Moreover, policymakers could support the sector by sponsoring research and evaluation that identifies what truly works in integrated, participant-focused employability models. Robust evidence can then inform continuous improvement efforts, guiding the sector towards even more effective collaboration with health, local, and skills services.
A New Era of Employability: Building a Brighter Future Together
The 2024 Get Britain Working White Paper presents the UK with a profound opportunity to reshape how we tackle unemployment, underemployment, and economic inactivity. Instead of relying on outdated models that prize monetary value over human worth, it invites us to build a system that views employability as part of a holistic effort to support individuals’ health, well-being, skill development, and social inclusion.
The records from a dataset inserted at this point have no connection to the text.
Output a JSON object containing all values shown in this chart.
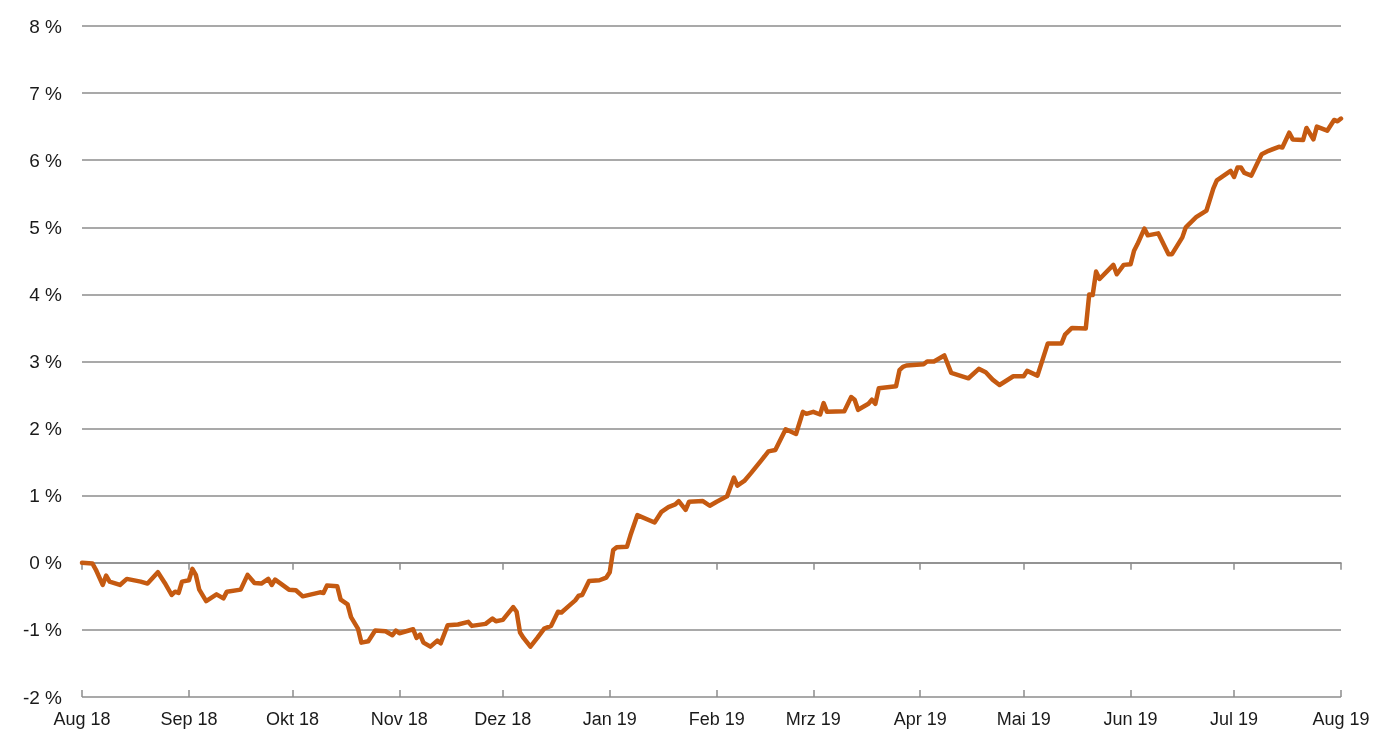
{
  "chart_data": {
    "type": "line",
    "color": "#c55a11",
    "x": [
      "2018-08-01",
      "2018-08-04",
      "2018-08-05",
      "2018-08-07",
      "2018-08-08",
      "2018-08-09",
      "2018-08-12",
      "2018-08-14",
      "2018-08-18",
      "2018-08-20",
      "2018-08-23",
      "2018-08-25",
      "2018-08-27",
      "2018-08-28",
      "2018-08-29",
      "2018-08-30",
      "2018-09-01",
      "2018-09-02",
      "2018-09-03",
      "2018-09-04",
      "2018-09-06",
      "2018-09-09",
      "2018-09-11",
      "2018-09-12",
      "2018-09-16",
      "2018-09-18",
      "2018-09-20",
      "2018-09-22",
      "2018-09-24",
      "2018-09-25",
      "2018-09-26",
      "2018-09-30",
      "2018-10-02",
      "2018-10-04",
      "2018-10-09",
      "2018-10-10",
      "2018-10-11",
      "2018-10-14",
      "2018-10-15",
      "2018-10-17",
      "2018-10-18",
      "2018-10-20",
      "2018-10-21",
      "2018-10-23",
      "2018-10-25",
      "2018-10-28",
      "2018-10-30",
      "2018-10-31",
      "2018-11-01",
      "2018-11-05",
      "2018-11-06",
      "2018-11-07",
      "2018-11-08",
      "2018-11-10",
      "2018-11-12",
      "2018-11-13",
      "2018-11-15",
      "2018-11-18",
      "2018-11-21",
      "2018-11-22",
      "2018-11-26",
      "2018-11-28",
      "2018-11-29",
      "2018-12-01",
      "2018-12-04",
      "2018-12-05",
      "2018-12-06",
      "2018-12-07",
      "2018-12-09",
      "2018-12-11",
      "2018-12-13",
      "2018-12-15",
      "2018-12-17",
      "2018-12-18",
      "2018-12-20",
      "2018-12-22",
      "2018-12-23",
      "2018-12-24",
      "2018-12-26",
      "2018-12-29",
      "2018-12-31",
      "2019-01-01",
      "2019-01-02",
      "2019-01-03",
      "2019-01-06",
      "2019-01-07",
      "2019-01-09",
      "2019-01-14",
      "2019-01-16",
      "2019-01-18",
      "2019-01-20",
      "2019-01-21",
      "2019-01-23",
      "2019-01-24",
      "2019-01-28",
      "2019-01-30",
      "2019-02-01",
      "2019-02-04",
      "2019-02-06",
      "2019-02-07",
      "2019-02-09",
      "2019-02-11",
      "2019-02-14",
      "2019-02-16",
      "2019-02-18",
      "2019-02-21",
      "2019-02-24",
      "2019-02-26",
      "2019-02-27",
      "2019-03-01",
      "2019-03-03",
      "2019-03-04",
      "2019-03-05",
      "2019-03-10",
      "2019-03-12",
      "2019-03-13",
      "2019-03-14",
      "2019-03-17",
      "2019-03-18",
      "2019-03-19",
      "2019-03-20",
      "2019-03-25",
      "2019-03-26",
      "2019-03-27",
      "2019-03-28",
      "2019-04-02",
      "2019-04-03",
      "2019-04-05",
      "2019-04-08",
      "2019-04-10",
      "2019-04-15",
      "2019-04-18",
      "2019-04-20",
      "2019-04-22",
      "2019-04-24",
      "2019-04-28",
      "2019-05-01",
      "2019-05-02",
      "2019-05-05",
      "2019-05-07",
      "2019-05-08",
      "2019-05-12",
      "2019-05-13",
      "2019-05-15",
      "2019-05-19",
      "2019-05-20",
      "2019-05-21",
      "2019-05-22",
      "2019-05-23",
      "2019-05-27",
      "2019-05-28",
      "2019-05-30",
      "2019-06-01",
      "2019-06-02",
      "2019-06-03",
      "2019-06-05",
      "2019-06-06",
      "2019-06-09",
      "2019-06-12",
      "2019-06-13",
      "2019-06-16",
      "2019-06-17",
      "2019-06-20",
      "2019-06-23",
      "2019-06-25",
      "2019-06-26",
      "2019-06-30",
      "2019-07-01",
      "2019-07-02",
      "2019-07-03",
      "2019-07-04",
      "2019-07-06",
      "2019-07-09",
      "2019-07-11",
      "2019-07-14",
      "2019-07-15",
      "2019-07-17",
      "2019-07-18",
      "2019-07-21",
      "2019-07-22",
      "2019-07-24",
      "2019-07-25",
      "2019-07-28",
      "2019-07-30",
      "2019-07-31",
      "2019-08-01"
    ],
    "values": [
      0,
      -0.01,
      -0.1,
      -0.33,
      -0.19,
      -0.28,
      -0.33,
      -0.24,
      -0.28,
      -0.31,
      -0.14,
      -0.3,
      -0.48,
      -0.43,
      -0.45,
      -0.28,
      -0.26,
      -0.09,
      -0.18,
      -0.4,
      -0.57,
      -0.47,
      -0.53,
      -0.43,
      -0.4,
      -0.18,
      -0.3,
      -0.31,
      -0.24,
      -0.33,
      -0.25,
      -0.4,
      -0.41,
      -0.5,
      -0.44,
      -0.45,
      -0.34,
      -0.35,
      -0.55,
      -0.62,
      -0.81,
      -0.98,
      -1.19,
      -1.17,
      -1.01,
      -1.02,
      -1.08,
      -1.01,
      -1.05,
      -0.99,
      -1.12,
      -1.07,
      -1.19,
      -1.25,
      -1.16,
      -1.2,
      -0.93,
      -0.92,
      -0.88,
      -0.94,
      -0.91,
      -0.83,
      -0.87,
      -0.85,
      -0.66,
      -0.73,
      -1.04,
      -1.12,
      -1.25,
      -1.12,
      -0.98,
      -0.94,
      -0.73,
      -0.74,
      -0.65,
      -0.56,
      -0.49,
      -0.48,
      -0.27,
      -0.26,
      -0.22,
      -0.14,
      0.19,
      0.23,
      0.24,
      0.41,
      0.71,
      0.6,
      0.76,
      0.83,
      0.87,
      0.92,
      0.79,
      0.91,
      0.92,
      0.85,
      0.91,
      0.99,
      1.27,
      1.15,
      1.22,
      1.34,
      1.53,
      1.66,
      1.68,
      1.99,
      1.92,
      2.25,
      2.22,
      2.25,
      2.21,
      2.38,
      2.25,
      2.26,
      2.47,
      2.43,
      2.28,
      2.37,
      2.43,
      2.37,
      2.6,
      2.63,
      2.87,
      2.92,
      2.94,
      2.96,
      3.0,
      3.0,
      3.09,
      2.83,
      2.75,
      2.89,
      2.84,
      2.73,
      2.65,
      2.78,
      2.78,
      2.86,
      2.79,
      3.11,
      3.27,
      3.27,
      3.4,
      3.5,
      3.49,
      4.0,
      3.99,
      4.34,
      4.23,
      4.44,
      4.3,
      4.44,
      4.45,
      4.65,
      4.75,
      4.98,
      4.88,
      4.91,
      4.6,
      4.6,
      4.85,
      5.0,
      5.15,
      5.25,
      5.58,
      5.7,
      5.84,
      5.75,
      5.89,
      5.89,
      5.81,
      5.77,
      6.09,
      6.14,
      6.2,
      6.19,
      6.41,
      6.31,
      6.3,
      6.48,
      6.31,
      6.5,
      6.44,
      6.6,
      6.58,
      6.62
    ],
    "xlim": [
      "2018-08-01",
      "2019-08-01"
    ],
    "xticks": [
      {
        "value": "2018-08-01",
        "label": "Aug 18"
      },
      {
        "value": "2018-09-01",
        "label": "Sep 18"
      },
      {
        "value": "2018-10-01",
        "label": "Okt 18"
      },
      {
        "value": "2018-11-01",
        "label": "Nov 18"
      },
      {
        "value": "2018-12-01",
        "label": "Dez 18"
      },
      {
        "value": "2019-01-01",
        "label": "Jan 19"
      },
      {
        "value": "2019-02-01",
        "label": "Feb 19"
      },
      {
        "value": "2019-03-01",
        "label": "Mrz 19"
      },
      {
        "value": "2019-04-01",
        "label": "Apr 19"
      },
      {
        "value": "2019-05-01",
        "label": "Mai 19"
      },
      {
        "value": "2019-06-01",
        "label": "Jun 19"
      },
      {
        "value": "2019-07-01",
        "label": "Jul 19"
      },
      {
        "value": "2019-08-01",
        "label": "Aug 19"
      }
    ],
    "ylim": [
      -2,
      8
    ],
    "yticks": [
      {
        "value": -2,
        "label": "-2 %"
      },
      {
        "value": -1,
        "label": "-1 %"
      },
      {
        "value": 0,
        "label": "0 %"
      },
      {
        "value": 1,
        "label": "1 %"
      },
      {
        "value": 2,
        "label": "2 %"
      },
      {
        "value": 3,
        "label": "3 %"
      },
      {
        "value": 4,
        "label": "4 %"
      },
      {
        "value": 5,
        "label": "5 %"
      },
      {
        "value": 6,
        "label": "6 %"
      },
      {
        "value": 7,
        "label": "7 %"
      },
      {
        "value": 8,
        "label": "8 %"
      }
    ],
    "grid": "y"
  }
}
Realising this vision demands that we embrace complexity, navigate interdependencies, and remain steadfast in our commitment to participants’ long-term success. It requires leaders who can translate strategic policy aims into day-to-day practice, instilling cultures of empathy, respect, and collaboration within their teams. It requires professional bodies like the IEP to uplift standards, provide guidance, and foster communities of learning and improvement. It requires all stakeholders, healthcare professionals, local authorities, training providers, charities, employers, and frontline advisors to see themselves as partners working towards a common goal.
While the transformation will be challenging, the potential rewards are immense. By creating a participant-centric, integrated, and ethically grounded employability system, we can help more people achieve fulfilling, sustainable work. Such work does not simply alleviate unemployment statistics, it enriches families, strengthens communities, boosts local economies, and enhances the social fabric of our communities that the government are seemingly so desperate to achieve.
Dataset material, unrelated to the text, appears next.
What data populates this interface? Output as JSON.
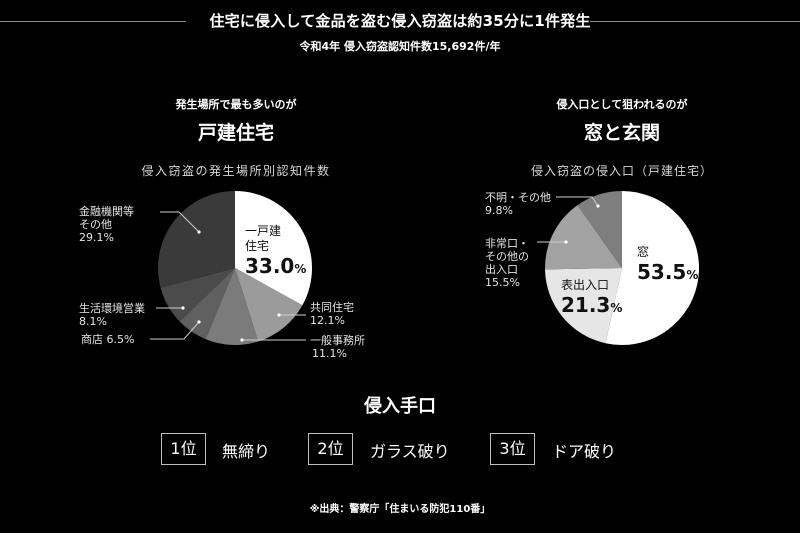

As someone deeply immersed in this field, I am confident that this transformation is within our grasp. The key lies in our willingness to embrace the White Paper’s vision wholeheartedly, invest in professional and organisational growth, and never lose sight of the real people whose futures depend on our collective efforts.
Towards a Compassionate, Integrated, and Sustainable Employability System
The journey to realise the 2024 Get Britain Working White Paper’s vision is both ambitious and urgent. At a time when economic uncertainty and structural inequalities continue to shape people’s lives, the need for a more humane and holistic employability system could not be clearer. By integrating health and employability services, empowering local authorities, collaborating closely with learning and skills providers, and placing participants front and centre, we can develop a system that not only moves people into work but sets them on a path of personal growth, resilience, and satisfaction.
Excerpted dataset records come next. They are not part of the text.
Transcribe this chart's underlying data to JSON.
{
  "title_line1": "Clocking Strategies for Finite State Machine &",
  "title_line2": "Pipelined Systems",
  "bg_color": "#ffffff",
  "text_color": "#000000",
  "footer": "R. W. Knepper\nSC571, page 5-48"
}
Such a system requires unwavering leadership, leaders who model compassion, who challenge outdated thinking, and who champion professionalisation and continuous improvement. It demands that employability providers abandon a narrow focus on monetary metrics, embracing instead an ethos that recognises the intrinsic value and potential in every participant. It calls upon the IEP to further professionalise the sector, ensuring that everyone working in employability has the capacity, competence, and character to deliver exceptional support.
Above all, the White Paper’s vision speaks to our shared responsibility to help one another thrive. By working together, across organisations, sectors, and regions, we can create a brighter, fairer future in which nobody is left behind, and everyone has the opportunity to achieve meaningful, sustainable work. In doing so, we will not only “Get Britain Working” but build a society where work is a stepping stone to better health, greater social inclusion, and a more hopeful tomorrow.
In essence, it means we leave nobody behind.